Another legal skirmish has unfolded, this time involving the U.S. Securities and Exchange Commission (SEC) and a blockchain security enterprise Quantstamp.
Coming on the heels of the long-anticipated ruling concerning the SEC’s allegations against Ripple, this development reinforces the precarious legal environment surrounding initial coin offerings (ICOs).
On July 21, the SEC, the regulatory body for securities in the United States, filed charges against Quantstamp for allegedly conducting an unauthorized ICO in 2017.
The company is accused of amassing over $28 million by selling QSP tokens to approximately 5,000 investors. These funds were purportedly meant to foster the creation of an Ethereum (ETH) blockchain protocol designed to automate the security audits of smart contracts.
The SEC accuses Quantstamp of misleading investors by implying an increase in the tokens’ value as a direct consequence of Quantstamp’s successes. Moreover, it alleges that Quantstamp sought to ensure QSP tokens were available for trading on third-party digital asset exchanges after the ICO.
Quantstamp’s assertion that the QSP sales were exempt from registration was swiftly dismissed by the SEC, which stated they did not fulfill any known exemption criteria.
While contesting the charges, Quantstamp resolved to settle, neither acknowledging nor denying the SEC’s findings. The company consented to pay approximately $2.5 million for disgorgement and prejudgment interest, plus a $1 million civil penalty.
The incident follows the recent Ripple lawsuit, where a U.S. district judge clarified whether Ripple’s XRP token sales were unregistered security offerings. The court utilized the Howey test — a precedent established in 1946 to determine if a transaction qualifies as an investment contract. XRP was ruled to be a non-security when traded on exchanges.
However, the institutional sales of the asset were deemed an unregistered securities offering.
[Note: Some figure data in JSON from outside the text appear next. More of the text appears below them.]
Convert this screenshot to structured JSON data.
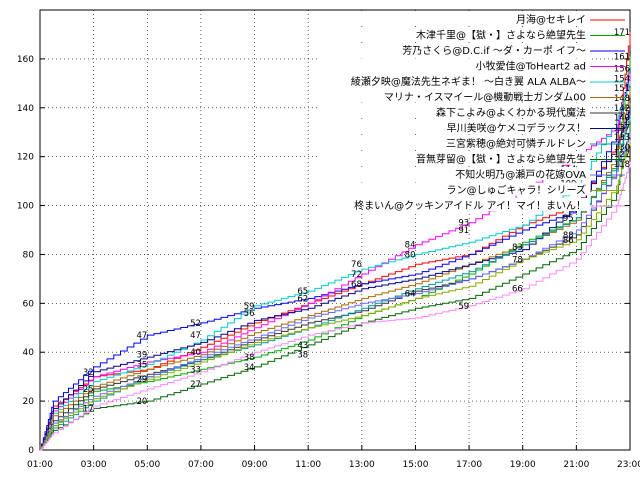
{
  "chart_data": {
    "type": "line",
    "title": "",
    "xlabel": "",
    "ylabel": "",
    "xlim": [
      1,
      23
    ],
    "ylim": [
      0,
      180
    ],
    "grid": true,
    "legend_position": "top-right",
    "x_ticks": [
      "01:00",
      "03:00",
      "05:00",
      "07:00",
      "09:00",
      "11:00",
      "13:00",
      "15:00",
      "17:00",
      "19:00",
      "21:00",
      "23:00"
    ],
    "y_ticks": [
      0,
      20,
      40,
      60,
      80,
      100,
      120,
      140,
      160
    ],
    "series": [
      {
        "name": "月海@セキレイ",
        "color": "#ff0000",
        "x": [
          1,
          1.5,
          3,
          5,
          7,
          9,
          11,
          13,
          15,
          17,
          19,
          21,
          22.5,
          23
        ],
        "y": [
          0,
          18,
          30,
          33,
          42,
          52,
          60,
          68,
          76,
          80,
          92,
          100,
          125,
          171
        ]
      },
      {
        "name": "木津千里@【獄・】さよなら絶望先生",
        "color": "#00aa00",
        "x": [
          1,
          1.5,
          3,
          5,
          7,
          9,
          11,
          13,
          15,
          17,
          19,
          21,
          22.5,
          23
        ],
        "y": [
          0,
          10,
          24,
          28,
          33,
          38,
          45,
          55,
          62,
          72,
          85,
          95,
          118,
          161
        ]
      },
      {
        "name": "芳乃さくら@D.C.if ～ダ・カーポ イフ～",
        "color": "#0000ff",
        "x": [
          1,
          1.5,
          3,
          5,
          7,
          9,
          11,
          13,
          15,
          17,
          19,
          21,
          22.5,
          23
        ],
        "y": [
          0,
          20,
          34,
          47,
          52,
          58,
          62,
          68,
          72,
          80,
          90,
          98,
          130,
          156
        ]
      },
      {
        "name": "小牧愛佳@ToHeart2 ad",
        "color": "#ff00ff",
        "x": [
          1,
          1.5,
          3,
          5,
          7,
          9,
          11,
          13,
          15,
          17,
          19,
          21,
          22.5,
          23
        ],
        "y": [
          0,
          16,
          30,
          36,
          40,
          50,
          60,
          72,
          84,
          93,
          106,
          120,
          132,
          154
        ]
      },
      {
        "name": "綾瀬夕映@魔法先生ネギま！ ～白き翼 ALA ALBA～",
        "color": "#00cccc",
        "x": [
          1,
          1.5,
          3,
          5,
          7,
          9,
          11,
          13,
          15,
          17,
          19,
          21,
          22.5,
          23
        ],
        "y": [
          0,
          15,
          28,
          35,
          45,
          59,
          65,
          74,
          80,
          85,
          92,
          108,
          135,
          151
        ]
      },
      {
        "name": "マリナ・イスマイール@機動戦士ガンダム00",
        "color": "#aa6600",
        "x": [
          1,
          1.5,
          3,
          5,
          7,
          9,
          11,
          13,
          15,
          17,
          19,
          21,
          22.5,
          23
        ],
        "y": [
          0,
          14,
          26,
          33,
          39,
          48,
          55,
          62,
          68,
          76,
          84,
          94,
          120,
          148
        ]
      },
      {
        "name": "森下こよみ@よくわかる現代魔法",
        "color": "#333333",
        "x": [
          1,
          1.5,
          3,
          5,
          7,
          9,
          11,
          13,
          15,
          17,
          19,
          21,
          22.5,
          23
        ],
        "y": [
          0,
          12,
          25,
          31,
          37,
          45,
          52,
          57,
          65,
          70,
          78,
          88,
          115,
          142
        ]
      },
      {
        "name": "早川美咲@ケメコデラックス！",
        "color": "#000088",
        "x": [
          1,
          1.5,
          3,
          5,
          7,
          9,
          11,
          13,
          15,
          17,
          19,
          21,
          22.5,
          23
        ],
        "y": [
          0,
          17,
          32,
          38,
          44,
          53,
          58,
          66,
          70,
          76,
          82,
          100,
          124,
          140
        ]
      },
      {
        "name": "三宮紫穂@絶対可憐チルドレン",
        "color": "#009999",
        "x": [
          1,
          1.5,
          3,
          5,
          7,
          9,
          11,
          13,
          15,
          17,
          19,
          21,
          22.5,
          23
        ],
        "y": [
          0,
          9,
          20,
          30,
          37,
          43,
          50,
          58,
          66,
          73,
          84,
          95,
          117,
          137
        ]
      },
      {
        "name": "音無芽留@【獄・】さよなら絶望先生",
        "color": "#006600",
        "x": [
          1,
          1.5,
          3,
          5,
          7,
          9,
          11,
          13,
          15,
          17,
          19,
          21,
          22.5,
          23
        ],
        "y": [
          0,
          8,
          17,
          20,
          27,
          34,
          43,
          52,
          58,
          62,
          72,
          82,
          105,
          133
        ]
      },
      {
        "name": "不知火明乃@瀬戸の花嫁OVA",
        "color": "#6666ff",
        "x": [
          1,
          1.5,
          3,
          5,
          7,
          9,
          11,
          13,
          15,
          17,
          19,
          21,
          22.5,
          23
        ],
        "y": [
          0,
          11,
          22,
          30,
          38,
          46,
          54,
          60,
          64,
          70,
          78,
          90,
          114,
          130
        ]
      },
      {
        "name": "ラン@しゅごキャラ！シリーズ",
        "color": "#88aa00",
        "x": [
          1,
          1.5,
          3,
          5,
          7,
          9,
          11,
          13,
          15,
          17,
          19,
          21,
          22.5,
          23
        ],
        "y": [
          0,
          10,
          21,
          29,
          36,
          44,
          50,
          55,
          62,
          67,
          78,
          86,
          108,
          127
        ]
      },
      {
        "name": "柊まいん@クッキンアイドル アイ！マイ！まいん！",
        "color": "#ff88ff",
        "x": [
          1,
          1.5,
          3,
          5,
          7,
          9,
          11,
          13,
          15,
          17,
          19,
          21,
          22.5,
          23
        ],
        "y": [
          0,
          7,
          18,
          25,
          32,
          40,
          47,
          52,
          54,
          59,
          66,
          78,
          100,
          118
        ]
      }
    ],
    "annotations": [
      {
        "text": "171",
        "x": 22.7,
        "y": 171
      },
      {
        "text": "161",
        "x": 22.7,
        "y": 161
      },
      {
        "text": "156",
        "x": 22.7,
        "y": 156
      },
      {
        "text": "154",
        "x": 22.7,
        "y": 152
      },
      {
        "text": "151",
        "x": 22.7,
        "y": 148
      },
      {
        "text": "148",
        "x": 22.7,
        "y": 144
      },
      {
        "text": "142",
        "x": 22.7,
        "y": 140
      },
      {
        "text": "140",
        "x": 22.7,
        "y": 136
      },
      {
        "text": "137",
        "x": 22.7,
        "y": 132
      },
      {
        "text": "133",
        "x": 22.7,
        "y": 128
      },
      {
        "text": "130",
        "x": 22.7,
        "y": 124
      },
      {
        "text": "127",
        "x": 22.7,
        "y": 121
      },
      {
        "text": "118",
        "x": 22.7,
        "y": 117
      },
      {
        "text": "120",
        "x": 20.7,
        "y": 120
      },
      {
        "text": "114",
        "x": 20.7,
        "y": 115
      },
      {
        "text": "109",
        "x": 20.7,
        "y": 109
      },
      {
        "text": "106",
        "x": 18.8,
        "y": 106
      },
      {
        "text": "100",
        "x": 18.8,
        "y": 100
      },
      {
        "text": "93",
        "x": 16.8,
        "y": 93
      },
      {
        "text": "91",
        "x": 16.8,
        "y": 90
      },
      {
        "text": "84",
        "x": 14.8,
        "y": 84
      },
      {
        "text": "80",
        "x": 14.8,
        "y": 80
      },
      {
        "text": "76",
        "x": 12.8,
        "y": 76
      },
      {
        "text": "72",
        "x": 12.8,
        "y": 72
      },
      {
        "text": "68",
        "x": 12.8,
        "y": 68
      },
      {
        "text": "65",
        "x": 10.8,
        "y": 65
      },
      {
        "text": "62",
        "x": 10.8,
        "y": 62
      },
      {
        "text": "59",
        "x": 8.8,
        "y": 59
      },
      {
        "text": "56",
        "x": 8.8,
        "y": 56
      },
      {
        "text": "52",
        "x": 6.8,
        "y": 52
      },
      {
        "text": "47",
        "x": 6.8,
        "y": 47
      },
      {
        "text": "47",
        "x": 4.8,
        "y": 47
      },
      {
        "text": "43",
        "x": 10.8,
        "y": 43
      },
      {
        "text": "40",
        "x": 6.8,
        "y": 40
      },
      {
        "text": "39",
        "x": 4.8,
        "y": 39
      },
      {
        "text": "38",
        "x": 10.8,
        "y": 39
      },
      {
        "text": "38",
        "x": 8.8,
        "y": 38
      },
      {
        "text": "35",
        "x": 4.8,
        "y": 35
      },
      {
        "text": "34",
        "x": 8.8,
        "y": 34
      },
      {
        "text": "33",
        "x": 6.8,
        "y": 33
      },
      {
        "text": "32",
        "x": 2.8,
        "y": 32
      },
      {
        "text": "29",
        "x": 4.8,
        "y": 29
      },
      {
        "text": "27",
        "x": 6.8,
        "y": 27
      },
      {
        "text": "25",
        "x": 2.8,
        "y": 25
      },
      {
        "text": "20",
        "x": 4.8,
        "y": 20
      },
      {
        "text": "17",
        "x": 2.8,
        "y": 17
      },
      {
        "text": "66",
        "x": 18.8,
        "y": 66
      },
      {
        "text": "64",
        "x": 14.8,
        "y": 64
      },
      {
        "text": "59",
        "x": 16.8,
        "y": 59
      },
      {
        "text": "86",
        "x": 20.7,
        "y": 86
      },
      {
        "text": "78",
        "x": 18.8,
        "y": 78
      },
      {
        "text": "83",
        "x": 18.8,
        "y": 83
      },
      {
        "text": "88",
        "x": 20.7,
        "y": 88
      },
      {
        "text": "95",
        "x": 20.7,
        "y": 95
      }
    ]
  }
}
The SEC utilized this same test in the Quantstamp case, claiming that QSP purchasers “reasonably expected to profit from Quantstamp’s efforts.”
Interestingly, Quantstamp’s envisioned protocol, despite the initial promise of lucrative returns, was completed in June 2019 and is no longer operational.
This case and the Ripple case show how complex the regulatory environment that blockchain companies navigate is. It emphasizes the need for a better-defined legal framework in the era of digital assets.